Ketua Forum Komunikasi Honorer R3 Barito Utara, Moh Anam, menegaskan ribuan honorer bukan lagi sekadar angka, melainkan tulang punggung layanan publik di Barito Utara. Ia mengapresiasi langkah DPRD yang sebelumnya membuka ruang perjuangan honorer untuk diakomodir menjadi PPPK, tetapi ia menuntut konsistensi tindak lanjut.
“Kami tidak butuh janji manis. Hasil rapat harus dijalankan, bukan hanya berhenti di atas kertas. Kawan-kawan honorer sudah mengabdi bertahun-tahun, meninggalkan keluarga demi melayani masyarakat. Yang kami minta sederhana: kepastian status dan penghargaan atas pengabdian itu,” tegas Anam.
Lebih lanjut, ia mengingatkan pemerintah daerah agar tidak menjadikan tenaga honorer sebagai korban tarik-menarik kepentingan politik.
“Apapun hasil PSU, jangan ada lagi honorer yang dikorbankan. Kami realistis, kalau sudah menang ya menang, kalau kalah ya kalah. Tapi perjuangan hak-hak honorer akan terus kami suarakan. Jangan pernah abaikan ribuan nasib yang dipertaruhkan,” ujarnya dengan nada tegas.
DPRD Harus Kawal Tuntas
Dalam Rapat Dengar Pendapat (Hearing) 10 Februari 2025, DPRD Barito Utara bersama eksekutif dan perwakilan FKH menyepakati tiga langkah penting:
1. Pendataan honorer untuk PPPK. Pemkab diminta menyerahkan data Non-ASN yang akan diangkat menjadi PPPK paruh waktu (R2/R3), termasuk yang masa kerja di atas dua tahun maupun di bawah dua tahun.
2. Usulan ke pemerintah pusat. Pemkab dan DPRD berkomitmen memperjuangkan agar honorer paruh waktu bisa diakomodir menjadi PPPK penuh waktu.
3. Penjadwalan kunjungan. Pemkab bersama DPRD sepakat menjadwalkan kunjungan khusus untuk membahas kelanjutan nasib honorer secara menyeluruh.

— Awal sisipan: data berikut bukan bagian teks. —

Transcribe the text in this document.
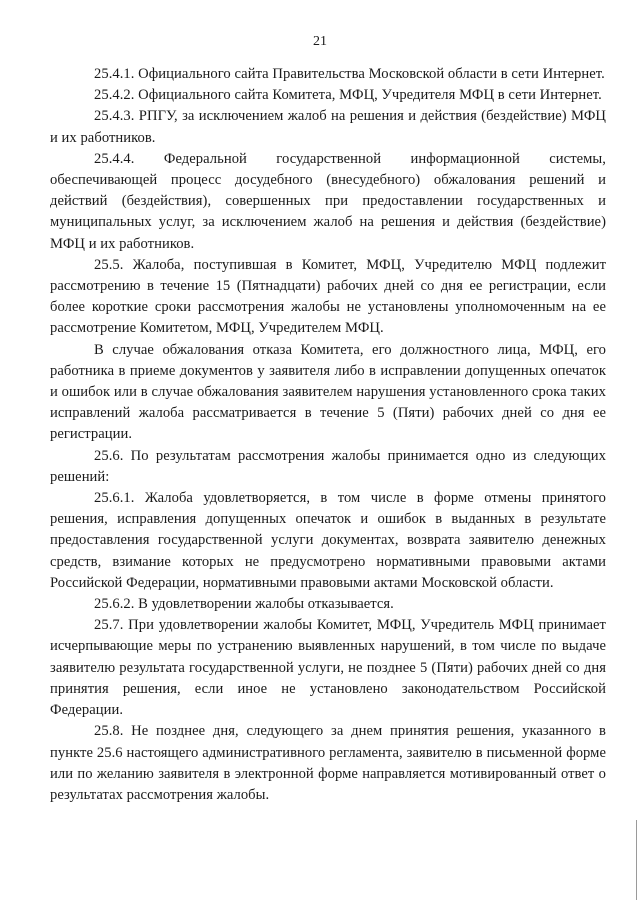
21

25.4.1. Официального сайта Правительства Московской области в сети Интернет.

25.4.2. Официального сайта Комитета, МФЦ, Учредителя МФЦ в сети Интернет.

25.4.3. РПГУ, за исключением жалоб на решения и действия (бездействие) МФЦ и их работников.

25.4.4. Федеральной государственной информационной системы, обеспечивающей процесс досудебного (внесудебного) обжалования решений и действий (бездействия), совершенных при предоставлении государственных и муниципальных услуг, за исключением жалоб на решения и действия (бездействие) МФЦ и их работников.

25.5. Жалоба, поступившая в Комитет, МФЦ, Учредителю МФЦ подлежит рассмотрению в течение 15 (Пятнадцати) рабочих дней со дня ее регистрации, если более короткие сроки рассмотрения жалобы не установлены уполномоченным на ее рассмотрение Комитетом, МФЦ, Учредителем МФЦ.

В случае обжалования отказа Комитета, его должностного лица, МФЦ, его работника в приеме документов у заявителя либо в исправлении допущенных опечаток и ошибок или в случае обжалования заявителем нарушения установленного срока таких исправлений жалоба рассматривается в течение 5 (Пяти) рабочих дней со дня ее регистрации.

25.6. По результатам рассмотрения жалобы принимается одно из следующих решений:

25.6.1. Жалоба удовлетворяется, в том числе в форме отмены принятого решения, исправления допущенных опечаток и ошибок в выданных в результате предоставления государственной услуги документах, возврата заявителю денежных средств, взимание которых не предусмотрено нормативными правовыми актами Российской Федерации, нормативными правовыми актами Московской области.

25.6.2. В удовлетворении жалобы отказывается.

25.7. При удовлетворении жалобы Комитет, МФЦ, Учредитель МФЦ принимает исчерпывающие меры по устранению выявленных нарушений, в том числе по выдаче заявителю результата государственной услуги, не позднее 5 (Пяти) рабочих дней со дня принятия решения, если иное не установлено законодательством Российской Федерации.

25.8. Не позднее дня, следующего за днем принятия решения, указанного в пункте 25.6 настоящего административного регламента, заявителю в письменной форме или по желанию заявителя в электронной форме направляется мотивированный ответ о результатах рассмотрения жалобы.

Hearing dipimpin oleh Hj. Henny Rosgiaty Rusli, S.P., M.M. dengan dihadiri Sekda Barito Utara Drs. Jufriansyah, M.AP., Ketua Forum Honorer R2/R3 Moh Anam, dan pejabat Sekretariat DPRD.
Namun, hingga kini para honorer menunggu bukti nyata dari komitmen tersebut.
Honorer Desak Kepastian
Di tengah tarik-menarik politik, ribuan honorer hanya menginginkan kepastian. Mereka menuntut agar pembayaran honor tetap diprioritaskan, dan langkah konkret menuju pengangkatan PPPK segera dijalankan.
“Kami sudah terlalu lama digantung. Pemerintah harus segera memberi jawaban. Jangan sampai honorer terus dijadikan bahan wacana tanpa kepastian,” ungkap perwakilan Forum Komunikasi Honorer.
Semua Menunggu Putusan MK
Kini, sorotan juga tertuju pada Mahkamah Konstitusi yang sedang memproses gugatan hasil PSU Barito Utara. Apabila MK memerintahkan PSU jilid II, maka gejolak politik dipastikan akan berulang.
Namun, di balik riuhnya politik, satu hal tetap tak boleh dikesampingkan: nasib ribuan tenaga honorer yang selama ini menjadi garda terdepan pelayanan masyarakat.
“Kami hanya berharap perjuangan ini tidak diabaikan. Politik boleh gaduh, tapi jangan sampai nasib honorer dilupakan,” pungkas Anam.